By turns tragic and uplifting, the history of Israel and Palestine through the lens of the world’s most popular sport–soccer.
Soccer has never been apolitical. This is especially true for Israel and Palestine. The sport was introduced originally through the church, and then encouraged by the British Army, with Jews and Arabs playing on the same team.

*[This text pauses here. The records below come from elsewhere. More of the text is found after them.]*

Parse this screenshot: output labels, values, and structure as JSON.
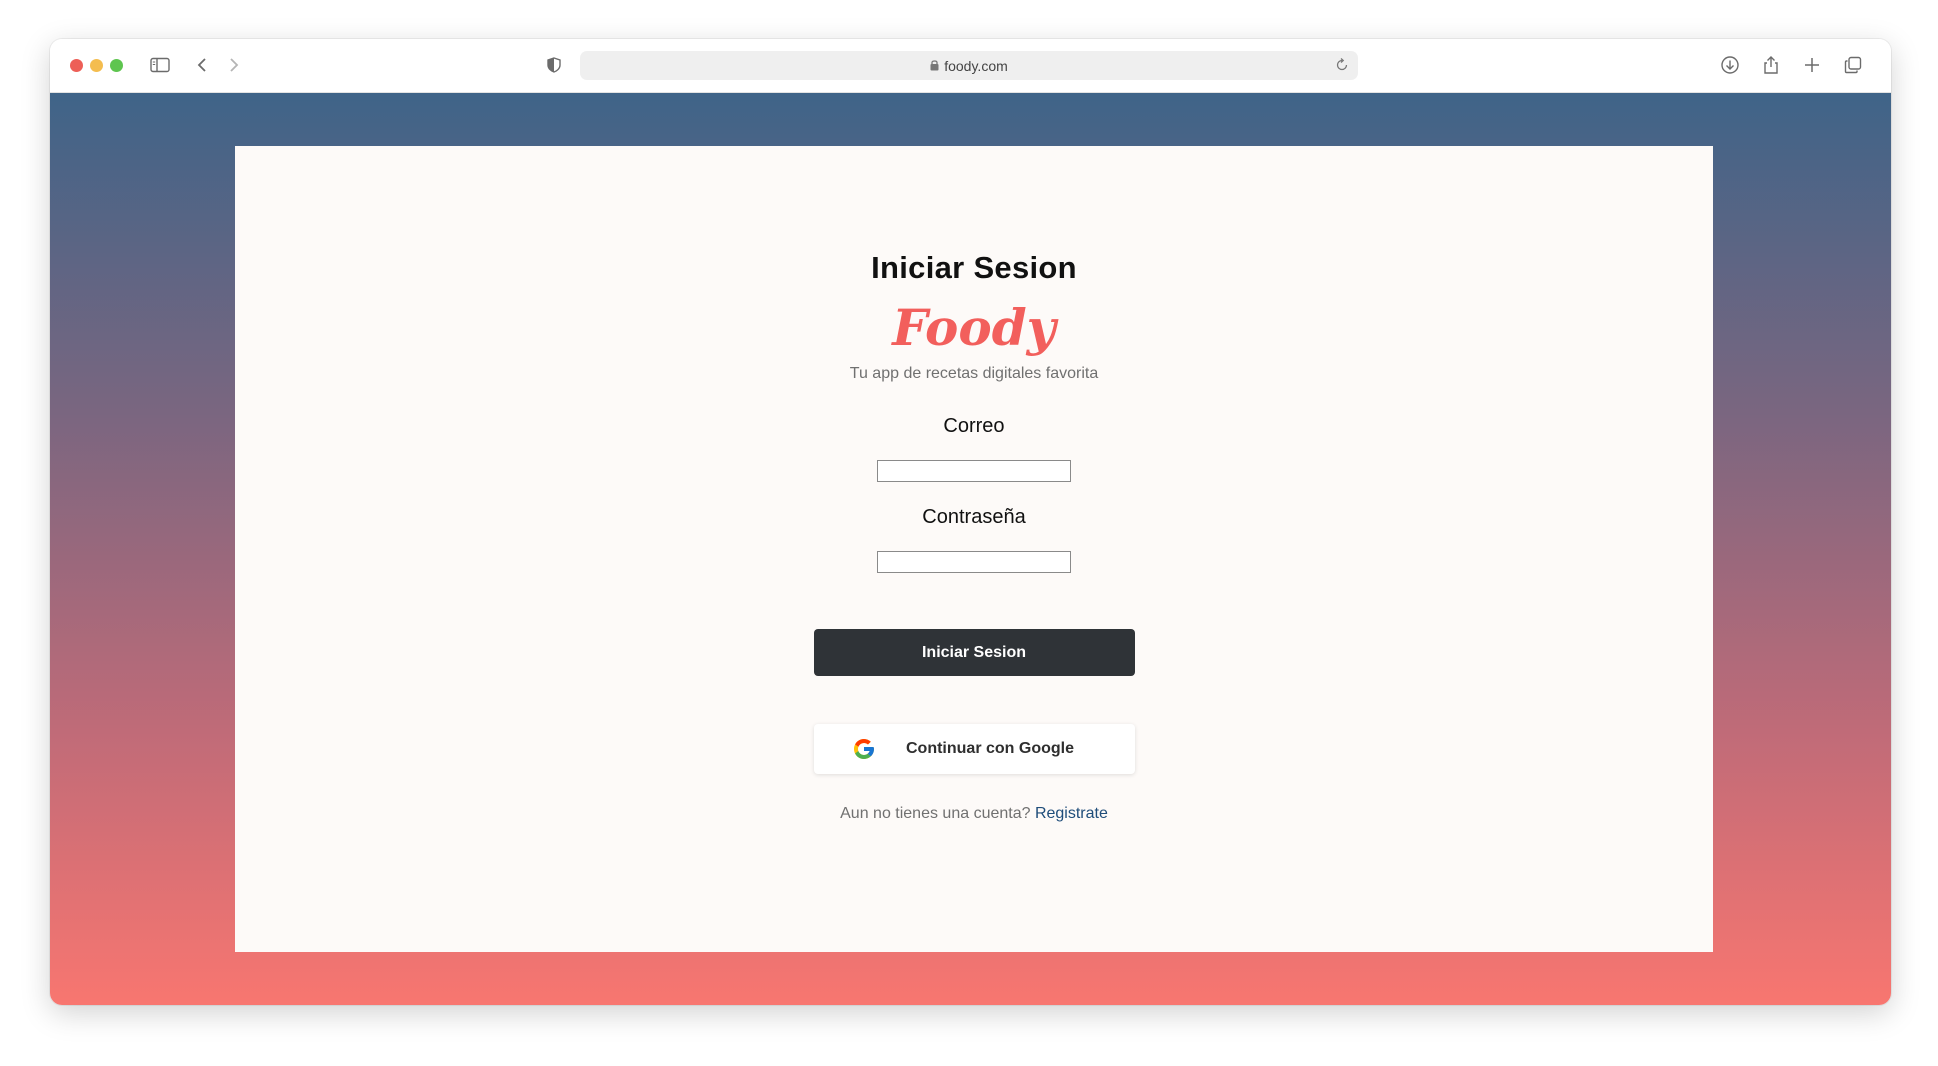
{
  "browser": {
    "url": "foody.com",
    "icons": [
      "sidebar-icon",
      "back-icon",
      "forward-icon",
      "shield-icon",
      "lock-icon",
      "reload-icon",
      "download-icon",
      "share-icon",
      "new-tab-icon",
      "tabs-overview-icon"
    ]
  },
  "login": {
    "title": "Iniciar Sesion",
    "brand": "Foody",
    "tagline": "Tu app de recetas digitales favorita",
    "email_label": "Correo",
    "email_value": "",
    "password_label": "Contraseña",
    "password_value": "",
    "submit_label": "Iniciar Sesion",
    "google_label": "Continuar con Google",
    "register_prompt": "Aun no tienes una cuenta?",
    "register_link": "Registrate"
  },
  "colors": {
    "brand": "#f25f5c",
    "button_dark": "#2f3337",
    "link": "#1f4d7a",
    "gradient_top": "#3f6488",
    "gradient_bottom": "#f87670"
  }
}
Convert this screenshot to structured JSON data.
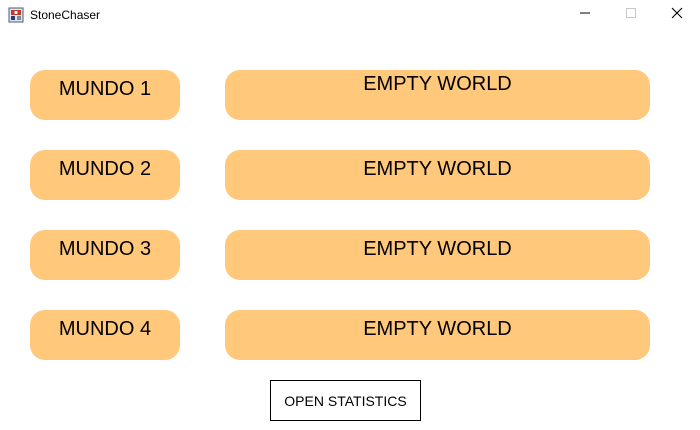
{
  "window": {
    "title": "StoneChaser",
    "icon": "stonechaser-app-icon",
    "controls": {
      "minimize": "minimize-icon",
      "maximize": "maximize-icon",
      "close": "close-icon"
    }
  },
  "worlds": [
    {
      "label": "MUNDO 1",
      "slot_label": "EMPTY WORLD"
    },
    {
      "label": "MUNDO 2",
      "slot_label": "EMPTY WORLD"
    },
    {
      "label": "MUNDO 3",
      "slot_label": "EMPTY WORLD"
    },
    {
      "label": "MUNDO 4",
      "slot_label": "EMPTY WORLD"
    }
  ],
  "statistics_button_label": "OPEN STATISTICS",
  "colors": {
    "button_fill": "#ffc87a",
    "text": "#000000",
    "background": "#ffffff"
  }
}
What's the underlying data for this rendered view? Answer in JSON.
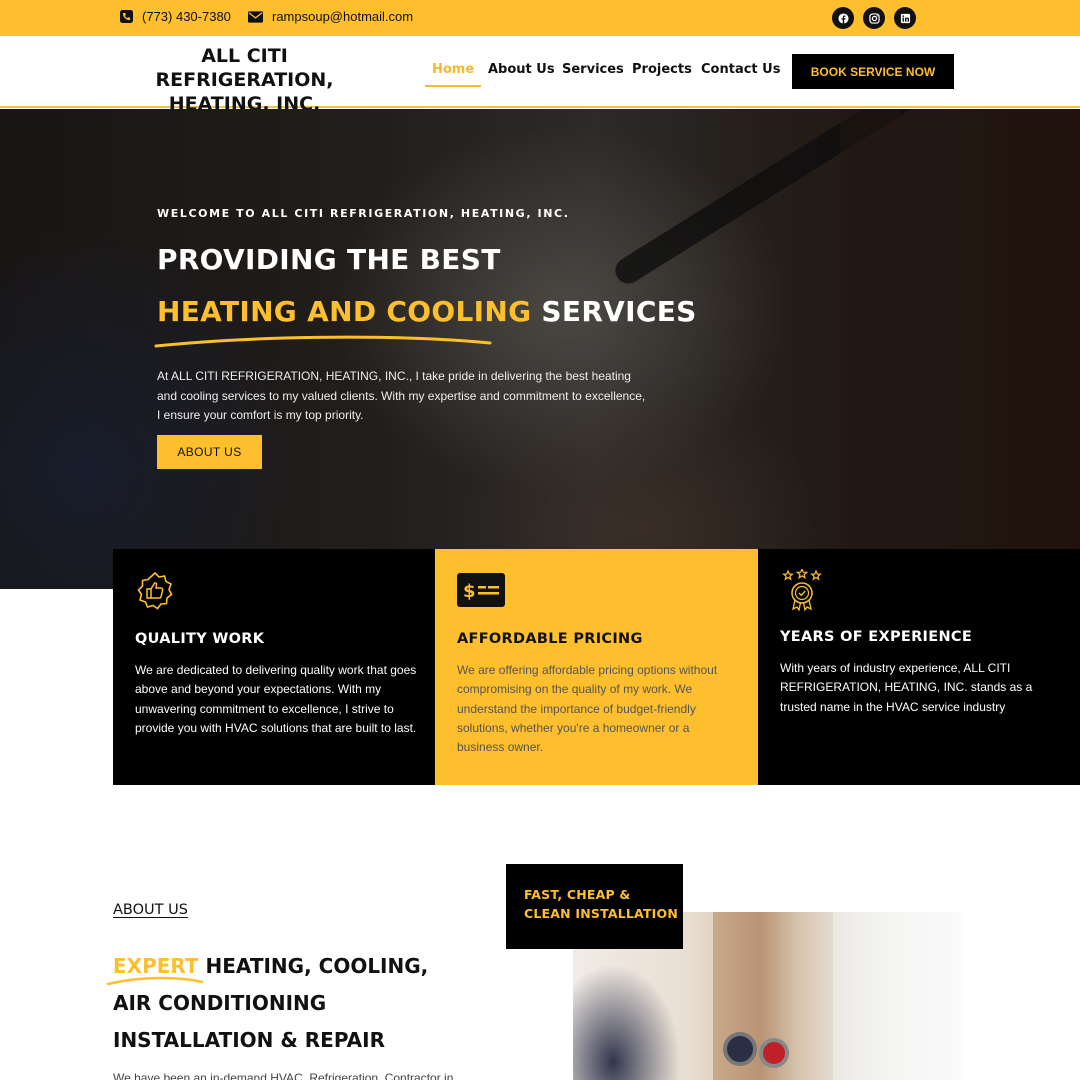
{
  "topbar": {
    "phone": "(773) 430-7380",
    "email": "rampsoup@hotmail.com",
    "social": [
      "facebook-icon",
      "instagram-icon",
      "linkedin-icon"
    ]
  },
  "header": {
    "logo_line1": "ALL CITI REFRIGERATION,",
    "logo_line2": "HEATING, INC.",
    "nav": [
      {
        "label": "Home",
        "active": true
      },
      {
        "label": "About Us",
        "active": false
      },
      {
        "label": "Services",
        "active": false
      },
      {
        "label": "Projects",
        "active": false
      },
      {
        "label": "Contact Us",
        "active": false
      }
    ],
    "cta": "BOOK SERVICE NOW"
  },
  "hero": {
    "kicker": "WELCOME TO ALL CITI REFRIGERATION, HEATING, INC.",
    "title_line1": "PROVIDING THE BEST",
    "title_highlight": "HEATING AND COOLING",
    "title_rest": " SERVICES",
    "paragraph": "At ALL CITI REFRIGERATION, HEATING, INC., I take pride in delivering the best heating and cooling services to my valued clients. With my expertise and commitment to excellence, I ensure your comfort is my top priority.",
    "button": "ABOUT US"
  },
  "features": [
    {
      "icon": "quality-badge-icon",
      "title": "QUALITY WORK",
      "text": "We are dedicated to delivering quality work that goes above and beyond your expectations. With my unwavering commitment to excellence, I strive to provide you with HVAC solutions that are built to last."
    },
    {
      "icon": "price-tag-icon",
      "title": "AFFORDABLE PRICING",
      "text": "We are offering affordable pricing options without compromising on the quality of my work. We understand the importance of budget-friendly solutions, whether you're a homeowner or a business owner."
    },
    {
      "icon": "award-medal-icon",
      "title": "YEARS OF EXPERIENCE",
      "text": "With years of industry experience, ALL CITI REFRIGERATION, HEATING, INC. stands as a trusted name in the HVAC service industry"
    }
  ],
  "about": {
    "kicker": "ABOUT US",
    "title_highlight": "EXPERT",
    "title_rest": " HEATING, COOLING, AIR CONDITIONING INSTALLATION & REPAIR",
    "paragraph": "We have been an in-demand HVAC, Refrigeration, Contractor in",
    "badge_line1": "FAST, CHEAP &",
    "badge_line2": "CLEAN INSTALLATION"
  },
  "colors": {
    "accent": "#fdbf2d",
    "dark": "#000000"
  }
}
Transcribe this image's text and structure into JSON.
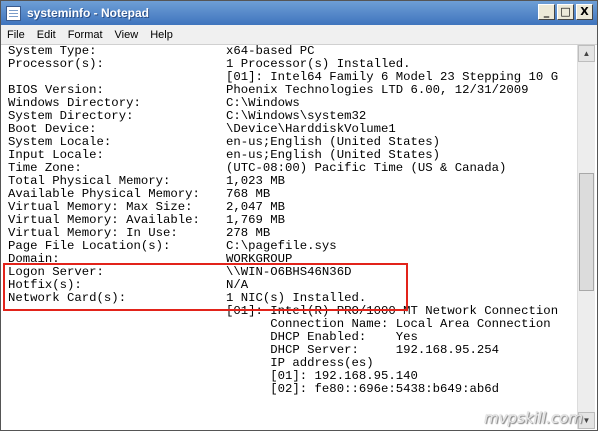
{
  "window": {
    "title": "systeminfo - Notepad"
  },
  "caption_buttons": {
    "minimize": "_",
    "maximize": "□",
    "close": "X"
  },
  "menu": [
    "File",
    "Edit",
    "Format",
    "View",
    "Help"
  ],
  "content": {
    "rows": [
      {
        "label": "System Type:",
        "value": "x64-based PC"
      },
      {
        "label": "Processor(s):",
        "value": "1 Processor(s) Installed."
      },
      {
        "label": "",
        "value": "[01]: Intel64 Family 6 Model 23 Stepping 10 G"
      },
      {
        "label": "BIOS Version:",
        "value": "Phoenix Technologies LTD 6.00, 12/31/2009"
      },
      {
        "label": "Windows Directory:",
        "value": "C:\\Windows"
      },
      {
        "label": "System Directory:",
        "value": "C:\\Windows\\system32"
      },
      {
        "label": "Boot Device:",
        "value": "\\Device\\HarddiskVolume1"
      },
      {
        "label": "System Locale:",
        "value": "en-us;English (United States)"
      },
      {
        "label": "Input Locale:",
        "value": "en-us;English (United States)"
      },
      {
        "label": "Time Zone:",
        "value": "(UTC-08:00) Pacific Time (US & Canada)"
      },
      {
        "label": "Total Physical Memory:",
        "value": "1,023 MB"
      },
      {
        "label": "Available Physical Memory:",
        "value": "768 MB"
      },
      {
        "label": "Virtual Memory: Max Size:",
        "value": "2,047 MB"
      },
      {
        "label": "Virtual Memory: Available:",
        "value": "1,769 MB"
      },
      {
        "label": "Virtual Memory: In Use:",
        "value": "278 MB"
      },
      {
        "label": "Page File Location(s):",
        "value": "C:\\pagefile.sys"
      },
      {
        "label": "Domain:",
        "value": "WORKGROUP"
      },
      {
        "label": "Logon Server:",
        "value": "\\\\WIN-O6BHS46N36D"
      },
      {
        "label": "Hotfix(s):",
        "value": "N/A"
      },
      {
        "label": "Network Card(s):",
        "value": "1 NIC(s) Installed."
      },
      {
        "label": "",
        "value": "[01]: Intel(R) PRO/1000 MT Network Connection"
      },
      {
        "label": "",
        "value": "      Connection Name: Local Area Connection"
      },
      {
        "label": "",
        "value": "      DHCP Enabled:    Yes"
      },
      {
        "label": "",
        "value": "      DHCP Server:     192.168.95.254"
      },
      {
        "label": "",
        "value": "      IP address(es)"
      },
      {
        "label": "",
        "value": "      [01]: 192.168.95.140"
      },
      {
        "label": "",
        "value": "      [02]: fe80::696e:5438:b649:ab6d"
      }
    ]
  },
  "watermark": "mvpskill.com"
}
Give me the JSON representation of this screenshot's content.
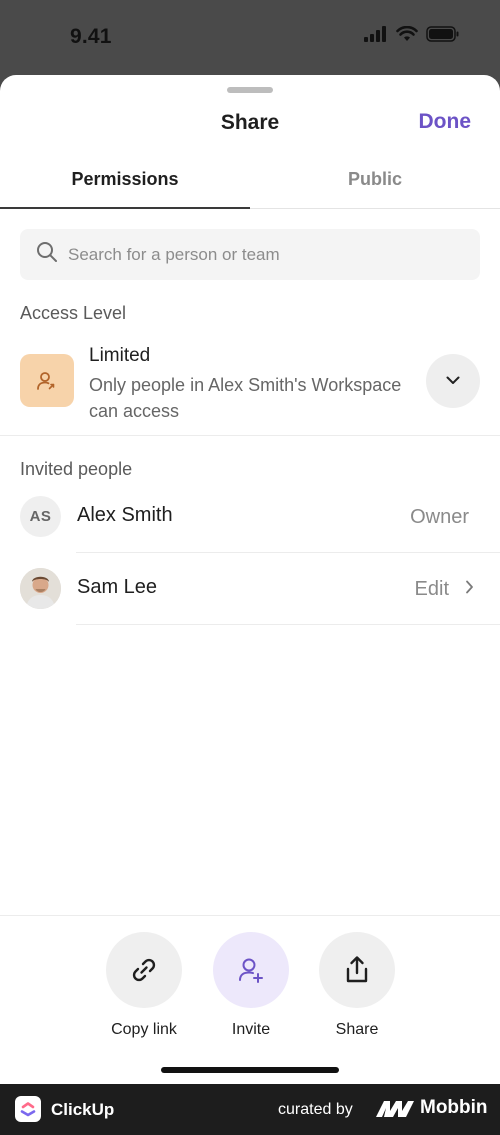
{
  "status_bar": {
    "time": "9.41"
  },
  "sheet": {
    "title": "Share",
    "done_label": "Done"
  },
  "tabs": [
    {
      "label": "Permissions",
      "selected": true
    },
    {
      "label": "Public",
      "selected": false
    }
  ],
  "search": {
    "placeholder": "Search for a person or team",
    "value": ""
  },
  "access": {
    "section_label": "Access Level",
    "title": "Limited",
    "description": "Only people in Alex Smith's Workspace can access",
    "icon": "person-lock-icon"
  },
  "invited": {
    "section_label": "Invited people",
    "people": [
      {
        "initials": "AS",
        "name": "Alex Smith",
        "role": "Owner"
      },
      {
        "name": "Sam Lee",
        "role": "Edit"
      }
    ]
  },
  "actions": [
    {
      "label": "Copy link",
      "icon": "link-icon"
    },
    {
      "label": "Invite",
      "icon": "add-person-icon"
    },
    {
      "label": "Share",
      "icon": "share-icon"
    }
  ],
  "footer": {
    "app_name": "ClickUp",
    "curated_by": "curated by",
    "brand": "Mobbin"
  },
  "colors": {
    "accent": "#6c53c6",
    "invite_bg": "#ede8fb",
    "access_icon_bg": "#f7d3aa"
  }
}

After the creation of Israel in 1948, teams split down Jewish and Arab lines and tensions grew. For Palestine, soccer continues primarily abroad, where the top four teams in Jordan are refugee teams; while Israel has a thriving domestic league. But some of Israel’s best players are of Palestinian descent–creating a rare occurrence in which a Palestinian is heralded and praised by Israelis. In recent years, efforts are being made to bridge the divide between Israelis and Palestinians with mixed youth leagues. This is a vibrant and often shocking story filled with driven, even ferocious people who are inspired by nationalism as much as a love of the game. There are many sacrifices, as brilliant teams are scattered by wars, sidelined through boycotts, and stories of players arrested, expelled, driven to hunger strikes, and beaten or shot. It is a story not simply of Jewish-Arab rivalry, but also deep and often violent animosities within both communities.
In this unusual history of the world’s most intractable conflict, Nicholas Blincoe sets out to answer questions such as: it hopelessly romantic to think of soccer as a fourth field, beyond farmlands, graveyards and battlefields? Or will it always be just another space to be fought over and polluted?